Something that some people fail to consider -- which is ironic considering the Internet is, after all, a network -- is networking. You might think that your website is the most relevant in the world for a particular search term, but if nobody links to it then the search engines consider it irrelevant because no human beings who run websites seem to consider it relevant enough to link to. This is called "link popularity" -- "PageRank" is the trademarked term used by Google. Beyond stating the obvious (get more websites to link to your website), how to increase your link popularity is beyond the scope of this article; however, as with other aspects of SEO, there are right ways and wrong ways. For example, it is wrong to spam a web-based forum in a hit-and-run message post with a link to your site, but it is acceptable, on websites where you actually participate, to include a link to your site in your signature. But online networking is not the only form of networking; any successful business requires you to engage in face-to-face networking as well, and an offshoot of this may result in real-world business contacts linking to your site from theirs, thereby improving your standing in the search engines.

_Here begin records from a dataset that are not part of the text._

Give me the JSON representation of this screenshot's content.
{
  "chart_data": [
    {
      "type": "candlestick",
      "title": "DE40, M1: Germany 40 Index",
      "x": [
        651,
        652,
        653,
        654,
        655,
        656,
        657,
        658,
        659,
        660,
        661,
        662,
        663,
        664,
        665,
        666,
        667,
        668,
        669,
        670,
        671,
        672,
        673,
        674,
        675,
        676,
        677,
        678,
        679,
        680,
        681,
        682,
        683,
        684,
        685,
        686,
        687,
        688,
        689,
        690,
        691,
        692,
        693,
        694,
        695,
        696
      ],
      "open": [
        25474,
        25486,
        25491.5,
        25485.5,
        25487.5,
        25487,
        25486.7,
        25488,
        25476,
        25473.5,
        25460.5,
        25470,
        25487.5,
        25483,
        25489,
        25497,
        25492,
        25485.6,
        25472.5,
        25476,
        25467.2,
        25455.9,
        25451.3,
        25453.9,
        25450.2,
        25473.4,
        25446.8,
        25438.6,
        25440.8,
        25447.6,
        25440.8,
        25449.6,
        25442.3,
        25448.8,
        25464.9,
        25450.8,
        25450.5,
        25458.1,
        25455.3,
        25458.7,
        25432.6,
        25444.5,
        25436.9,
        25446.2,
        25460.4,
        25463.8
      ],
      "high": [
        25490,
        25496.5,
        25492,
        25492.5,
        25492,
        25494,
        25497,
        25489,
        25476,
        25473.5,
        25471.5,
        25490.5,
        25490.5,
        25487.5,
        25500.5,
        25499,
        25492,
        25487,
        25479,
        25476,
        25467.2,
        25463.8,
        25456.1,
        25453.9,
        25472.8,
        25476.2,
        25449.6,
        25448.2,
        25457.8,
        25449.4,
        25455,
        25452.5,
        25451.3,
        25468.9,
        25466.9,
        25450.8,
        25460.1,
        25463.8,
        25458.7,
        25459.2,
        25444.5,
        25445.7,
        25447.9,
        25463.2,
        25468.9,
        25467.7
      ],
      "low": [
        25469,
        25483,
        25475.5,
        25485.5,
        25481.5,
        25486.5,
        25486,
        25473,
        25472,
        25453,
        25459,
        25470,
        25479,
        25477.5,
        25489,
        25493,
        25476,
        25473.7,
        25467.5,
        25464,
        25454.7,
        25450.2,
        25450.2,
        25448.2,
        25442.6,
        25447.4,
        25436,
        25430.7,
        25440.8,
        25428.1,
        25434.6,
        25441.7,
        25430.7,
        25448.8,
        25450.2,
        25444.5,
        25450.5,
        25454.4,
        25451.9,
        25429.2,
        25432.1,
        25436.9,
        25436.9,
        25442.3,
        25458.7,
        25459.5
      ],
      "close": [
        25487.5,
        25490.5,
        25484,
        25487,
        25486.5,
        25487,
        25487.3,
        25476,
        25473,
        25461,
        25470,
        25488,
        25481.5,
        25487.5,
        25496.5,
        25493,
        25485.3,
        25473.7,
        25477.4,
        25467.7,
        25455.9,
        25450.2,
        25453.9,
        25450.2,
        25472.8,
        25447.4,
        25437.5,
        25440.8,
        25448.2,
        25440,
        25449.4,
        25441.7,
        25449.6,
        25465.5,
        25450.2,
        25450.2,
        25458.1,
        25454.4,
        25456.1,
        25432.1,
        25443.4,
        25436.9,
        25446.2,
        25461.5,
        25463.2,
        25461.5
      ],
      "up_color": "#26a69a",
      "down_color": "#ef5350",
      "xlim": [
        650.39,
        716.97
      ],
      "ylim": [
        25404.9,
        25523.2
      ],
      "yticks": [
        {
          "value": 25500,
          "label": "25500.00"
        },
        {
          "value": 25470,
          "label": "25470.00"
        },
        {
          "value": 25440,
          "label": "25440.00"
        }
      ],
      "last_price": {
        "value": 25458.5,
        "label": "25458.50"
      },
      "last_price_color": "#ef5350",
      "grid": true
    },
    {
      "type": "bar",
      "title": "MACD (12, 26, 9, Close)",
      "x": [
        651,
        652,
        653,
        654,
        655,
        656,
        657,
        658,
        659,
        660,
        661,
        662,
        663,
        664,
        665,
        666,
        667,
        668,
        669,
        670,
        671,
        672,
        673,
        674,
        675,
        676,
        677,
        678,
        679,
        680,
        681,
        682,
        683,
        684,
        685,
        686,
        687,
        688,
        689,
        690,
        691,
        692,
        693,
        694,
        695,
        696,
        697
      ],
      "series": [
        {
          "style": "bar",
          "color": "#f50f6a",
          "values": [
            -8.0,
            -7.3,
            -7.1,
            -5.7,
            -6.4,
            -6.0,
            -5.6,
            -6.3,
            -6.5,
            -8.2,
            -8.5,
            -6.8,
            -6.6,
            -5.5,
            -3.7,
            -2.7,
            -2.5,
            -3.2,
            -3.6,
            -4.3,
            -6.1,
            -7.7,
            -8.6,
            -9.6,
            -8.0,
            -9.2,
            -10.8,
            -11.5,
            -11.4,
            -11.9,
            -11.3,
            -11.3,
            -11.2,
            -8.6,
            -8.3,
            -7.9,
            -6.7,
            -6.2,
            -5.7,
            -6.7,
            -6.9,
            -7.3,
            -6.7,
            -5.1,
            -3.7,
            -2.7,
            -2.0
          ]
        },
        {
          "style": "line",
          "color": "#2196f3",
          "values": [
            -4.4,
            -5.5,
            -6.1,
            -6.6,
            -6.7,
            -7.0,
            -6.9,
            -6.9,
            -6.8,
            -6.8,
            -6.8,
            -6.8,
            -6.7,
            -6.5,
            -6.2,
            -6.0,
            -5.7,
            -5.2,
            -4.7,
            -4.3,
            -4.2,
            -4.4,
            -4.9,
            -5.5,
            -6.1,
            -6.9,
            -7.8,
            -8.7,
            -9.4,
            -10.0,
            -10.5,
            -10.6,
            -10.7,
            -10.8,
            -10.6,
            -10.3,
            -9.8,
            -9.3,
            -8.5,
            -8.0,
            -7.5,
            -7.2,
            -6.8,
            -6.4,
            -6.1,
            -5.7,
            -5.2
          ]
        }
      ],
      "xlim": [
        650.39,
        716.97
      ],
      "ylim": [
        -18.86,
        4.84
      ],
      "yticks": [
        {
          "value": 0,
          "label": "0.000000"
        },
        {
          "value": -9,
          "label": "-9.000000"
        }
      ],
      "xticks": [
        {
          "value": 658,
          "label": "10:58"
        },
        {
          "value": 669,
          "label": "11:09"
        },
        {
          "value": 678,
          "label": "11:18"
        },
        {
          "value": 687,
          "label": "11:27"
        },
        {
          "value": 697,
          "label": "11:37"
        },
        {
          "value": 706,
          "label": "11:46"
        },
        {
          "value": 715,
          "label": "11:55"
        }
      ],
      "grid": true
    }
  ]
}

Some of the ways to improve your ranking in the search engines revolve around site design, so it's something that should be considered in the initial design by your web designer. And like creating your website in the first place, search engine optimisation will require an investment of time and/or money, but you should do your research first. Use a reputable company (not someone who has already broken the law by spamming you), educate yourself, realise that there are right ways and wrong ways to go about it, and be prepared to commit to the process. Also be wary of hosts that attempt to sell you their hosting services based on some automated SEO tool ("submit your site to three million search engines!") being a feature of their hosting plans. Because search engines are constantly fine-tuning their algorithms, any such automated tool is almost useless the day after it is created, and many such tools are actually less than useless and waste your time to boot.